Massage & manuelle Therapien


Wohltuendes von Kopf bis Fuss.

Nach einer gründlichen Anamnese und Untersuchung erhalten Sie die passende Therapie.

Unsere Angebote:

 

Massagetherapie 

Seit Jahrtausenden wird diese Therapiemethode angewendet und entwickelt.

Instinktiv fassen sich Menschen an schmerzenden Stellen, drücken darauf, reiben die Stelle oder ziehen daran.

Mit geschulten Handgriffen lässt sich die Durchblutung steigern, der Gewebestoffwechsel wird angeregt, eine Schmerzlinderung wird erreicht und Entspannung kehrt ein. 

 

Fussreflexzonentherapie

Therapie nach Hanne Marquart. Alle Organe und Körpersysteme lassen sich auf den Fuss übertragen und von dort auch behandeln. Die Wirkung der Therapie geht über den Körper hinaus und erfasst den ganzen Menschen auch auf seiner emotionalen Ebene.

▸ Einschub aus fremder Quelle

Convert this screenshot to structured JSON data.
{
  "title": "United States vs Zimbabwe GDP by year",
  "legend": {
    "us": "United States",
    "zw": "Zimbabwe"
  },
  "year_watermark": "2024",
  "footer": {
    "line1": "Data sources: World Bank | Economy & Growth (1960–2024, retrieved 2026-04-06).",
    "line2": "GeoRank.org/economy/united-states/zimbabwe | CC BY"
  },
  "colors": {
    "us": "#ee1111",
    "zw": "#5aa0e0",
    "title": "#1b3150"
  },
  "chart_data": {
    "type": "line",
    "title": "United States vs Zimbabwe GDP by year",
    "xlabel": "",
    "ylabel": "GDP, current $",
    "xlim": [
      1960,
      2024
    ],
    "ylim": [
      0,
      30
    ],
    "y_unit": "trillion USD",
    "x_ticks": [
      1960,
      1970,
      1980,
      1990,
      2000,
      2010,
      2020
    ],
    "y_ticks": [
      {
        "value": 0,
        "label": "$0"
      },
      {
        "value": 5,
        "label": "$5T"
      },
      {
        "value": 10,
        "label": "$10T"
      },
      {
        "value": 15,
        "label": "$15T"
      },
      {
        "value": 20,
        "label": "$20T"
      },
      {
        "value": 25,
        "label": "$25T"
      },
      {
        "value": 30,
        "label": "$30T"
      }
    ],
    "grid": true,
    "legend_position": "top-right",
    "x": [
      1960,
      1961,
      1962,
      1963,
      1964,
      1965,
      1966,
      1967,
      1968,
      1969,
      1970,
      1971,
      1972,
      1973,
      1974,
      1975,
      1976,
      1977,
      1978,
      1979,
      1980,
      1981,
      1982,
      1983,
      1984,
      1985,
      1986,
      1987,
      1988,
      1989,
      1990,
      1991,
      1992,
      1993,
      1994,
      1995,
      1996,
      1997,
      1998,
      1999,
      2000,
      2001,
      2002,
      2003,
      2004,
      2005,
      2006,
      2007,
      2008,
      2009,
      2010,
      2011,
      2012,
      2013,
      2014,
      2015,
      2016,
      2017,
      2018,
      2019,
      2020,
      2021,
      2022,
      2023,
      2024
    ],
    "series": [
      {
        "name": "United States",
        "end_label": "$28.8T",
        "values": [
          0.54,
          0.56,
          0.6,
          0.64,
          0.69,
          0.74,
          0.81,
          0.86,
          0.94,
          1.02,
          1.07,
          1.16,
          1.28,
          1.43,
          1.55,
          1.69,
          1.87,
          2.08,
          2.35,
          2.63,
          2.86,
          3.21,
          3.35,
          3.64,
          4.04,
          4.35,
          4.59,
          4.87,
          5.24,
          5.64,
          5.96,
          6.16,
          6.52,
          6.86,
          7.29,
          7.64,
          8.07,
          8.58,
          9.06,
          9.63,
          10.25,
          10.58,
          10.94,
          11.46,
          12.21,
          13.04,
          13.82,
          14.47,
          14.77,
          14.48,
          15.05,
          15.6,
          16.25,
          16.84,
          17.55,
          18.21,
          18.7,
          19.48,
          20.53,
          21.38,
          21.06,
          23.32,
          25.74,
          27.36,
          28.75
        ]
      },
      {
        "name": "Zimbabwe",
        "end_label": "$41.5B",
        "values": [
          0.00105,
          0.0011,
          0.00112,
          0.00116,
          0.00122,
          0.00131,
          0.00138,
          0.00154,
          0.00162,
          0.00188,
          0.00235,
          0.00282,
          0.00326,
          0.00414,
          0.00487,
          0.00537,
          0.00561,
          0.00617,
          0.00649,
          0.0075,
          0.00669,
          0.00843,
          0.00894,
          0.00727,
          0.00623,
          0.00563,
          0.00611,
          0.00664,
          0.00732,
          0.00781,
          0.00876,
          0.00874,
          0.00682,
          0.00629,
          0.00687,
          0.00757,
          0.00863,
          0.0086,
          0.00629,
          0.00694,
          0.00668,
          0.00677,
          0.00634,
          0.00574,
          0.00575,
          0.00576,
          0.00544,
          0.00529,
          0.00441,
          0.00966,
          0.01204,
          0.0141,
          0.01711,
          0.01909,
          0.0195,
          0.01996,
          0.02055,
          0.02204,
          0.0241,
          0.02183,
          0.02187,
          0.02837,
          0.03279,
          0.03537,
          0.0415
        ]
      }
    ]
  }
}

Indiziert ist die Therapie unter anderem bei: Verdauungsstörungen, Nieren- und Blasenerkrankungen, Kopfschmerzen, Schlafstörungen, u.v.m.

 

Dorntherapie

Die Therapie beschäftigt sich mit der scheinbaren Fehlstellungen der Gelenke, insbesondere der Wirbelsäule.

Mittels Druck des Therapeuten und teils aktiver Bewegung des Patienten wird die verantwortliche Spannung gelöst und die Wirbelsäule ist wieder in ihrem natürlichen Verlauf. Auch gewisse Subluxationen werden wieder "eingerenkt".

 

Lymphdrainage

Für den Flüssigkeitstransport besitzt der menschliche Körper die Blut- und die Lymphgefässe.

Die Lymphgefässe beginnen blind und verstreut im ganzen Körper und vereinen sich zu immer grösser werdenden Gefässen. Zuletzt münden sie in den Blutkreislauf, und bringen so die Flüssigkeit wieder in den Kreislauf. Normalerweise fliessen 2 - 4 Liter Flüssigkeit pro Tag über die Lymphgefässe.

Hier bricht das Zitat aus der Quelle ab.